Kyra, da raça Pastor Belga Malinois, se encontra em fase final de adestramento e deverá buscar a certificação do nível I no segundo semestre deste ano. Já a capacitação da pequena Surah, linhagem Bloodhound, adquirida há cerca de dois meses, deve seguir por mais tempo sob os cuidados dos profissionais do Grupo de Operações com Cães (GOC).
O comandante da 33ª CIPM, major PM Alexandre Costa de Sousa, revelou que o método Mantrailing já é desenvolvido por diversos países e adotado no Brasil por algumas polícias estaduais fora do eixo Norte-Nordeste. “O treinamento é oferecido por nossa unidade e, dos nove módulos de formação, três já foram encerrados”, explicou.
Outras qualificações

Outros cinco animais, Kalu e Bolt, ambos da raça Pastor Belga Malinois, Fúria (Pastor Holandês), Haley (Cocker Speniel) e Cissa (Cocker Speniel Inglês) desenvolvem outras ações no Canil Setorial.

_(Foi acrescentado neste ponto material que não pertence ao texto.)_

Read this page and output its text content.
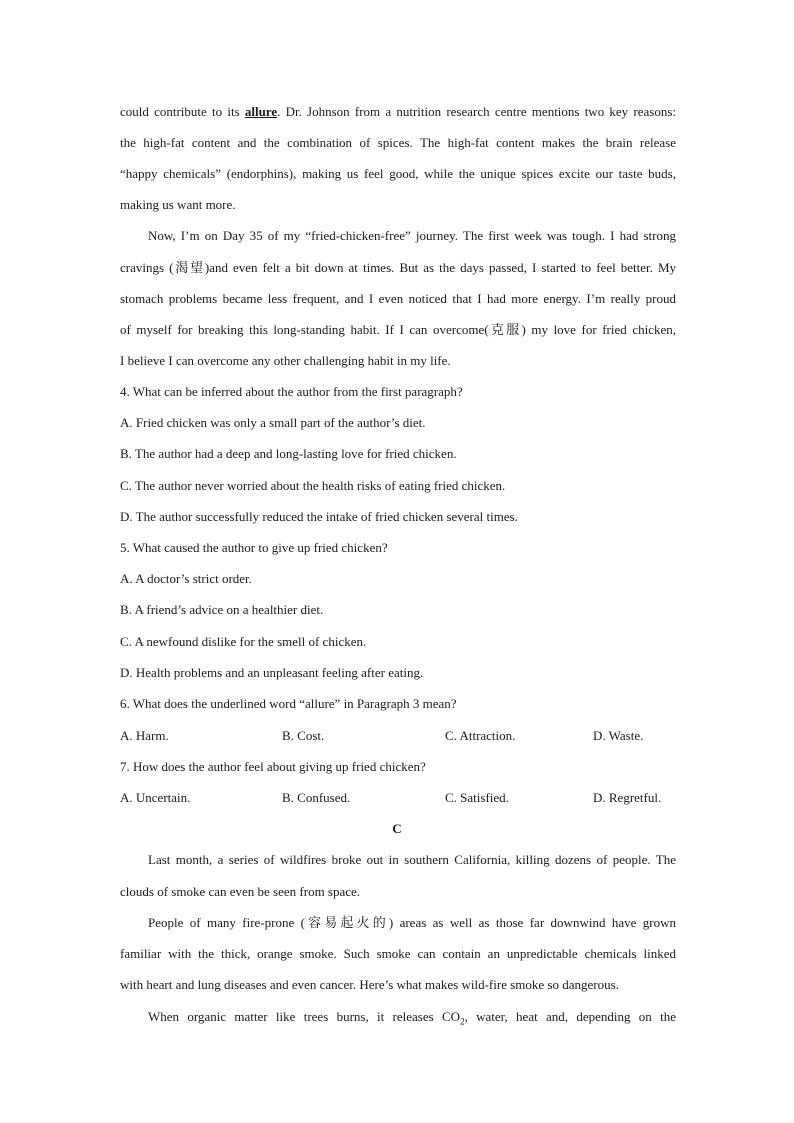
could contribute to its allure. Dr. Johnson from a nutrition research centre mentions two key reasons:
the high-fat content and the combination of spices. The high-fat content makes the brain release
“happy chemicals” (endorphins), making us feel good, while the unique spices excite our taste buds,
making us want more.
Now, I’m on Day 35 of my “fried-chicken-free” journey. The first week was tough. I had strong
cravings (渴望)and even felt a bit down at times. But as the days passed, I started to feel better. My
stomach problems became less frequent, and I even noticed that I had more energy. I’m really proud
of myself for breaking this long-standing habit. If I can overcome(克服) my love for fried chicken,
I believe I can overcome any other challenging habit in my life.
4. What can be inferred about the author from the first paragraph?
A. Fried chicken was only a small part of the author’s diet.
B. The author had a deep and long-lasting love for fried chicken.
C. The author never worried about the health risks of eating fried chicken.
D. The author successfully reduced the intake of fried chicken several times.
5. What caused the author to give up fried chicken?
A. A doctor’s strict order.
B. A friend’s advice on a healthier diet.
C. A newfound dislike for the smell of chicken.
D. Health problems and an unpleasant feeling after eating.
6. What does the underlined word “allure” in Paragraph 3 mean?
A. Harm.	B. Cost.	C. Attraction.	D. Waste.
7. How does the author feel about giving up fried chicken?
A. Uncertain.	B. Confused.	C. Satisfied.	D. Regretful.
C
Last month, a series of wildfires broke out in southern California, killing dozens of people. The
clouds of smoke can even be seen from space.
People of many fire-prone (容易起火的) areas as well as those far downwind have grown
familiar with the thick, orange smoke. Such smoke can contain an unpredictable chemicals linked
with heart and lung diseases and even cancer. Here’s what makes wild-fire smoke so dangerous.
When organic matter like trees burns, it releases $CO_2$, water, heat and, depending on the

Fúria, um ano, Kalu, dois, e Bolt, seis meses, este ainda em aprendizado, são eficientes na busca de entorpecentes. O faro é treinado para detectar o cheiro de drogas, escondidas em malas ou enterradas. No início do mês, Kalu encontrou drogas descartadas por traficantes numa região de mato de difícil acesso. Os criminosos Rafael da Silva Santos e Mateus da Silva Santos foram presos em flagrante.
Cinoterapia
Crianças com Espectro Autista, atendidas pela Associação de Amigos do Autista (Ama), em Valença, trabalham a dificuldade de interação social – uma das principais características do transtorno – através de sessões de Cinoterapia, com os animais da 33ª CIPM.
“A relação entre o cão e o paciente faz com que a pessoa cultive sentimentos de confiança e reconheça o cão como um amigo”, revelou o major Alexandre. Há um ano, a unidade firmou uma parceria com a Ama e desenvolve esta atividade com a cadela Cissa. “A ação ganhou força e mostrou bons resultados, daí termos renovado a parceria”, acrescentou.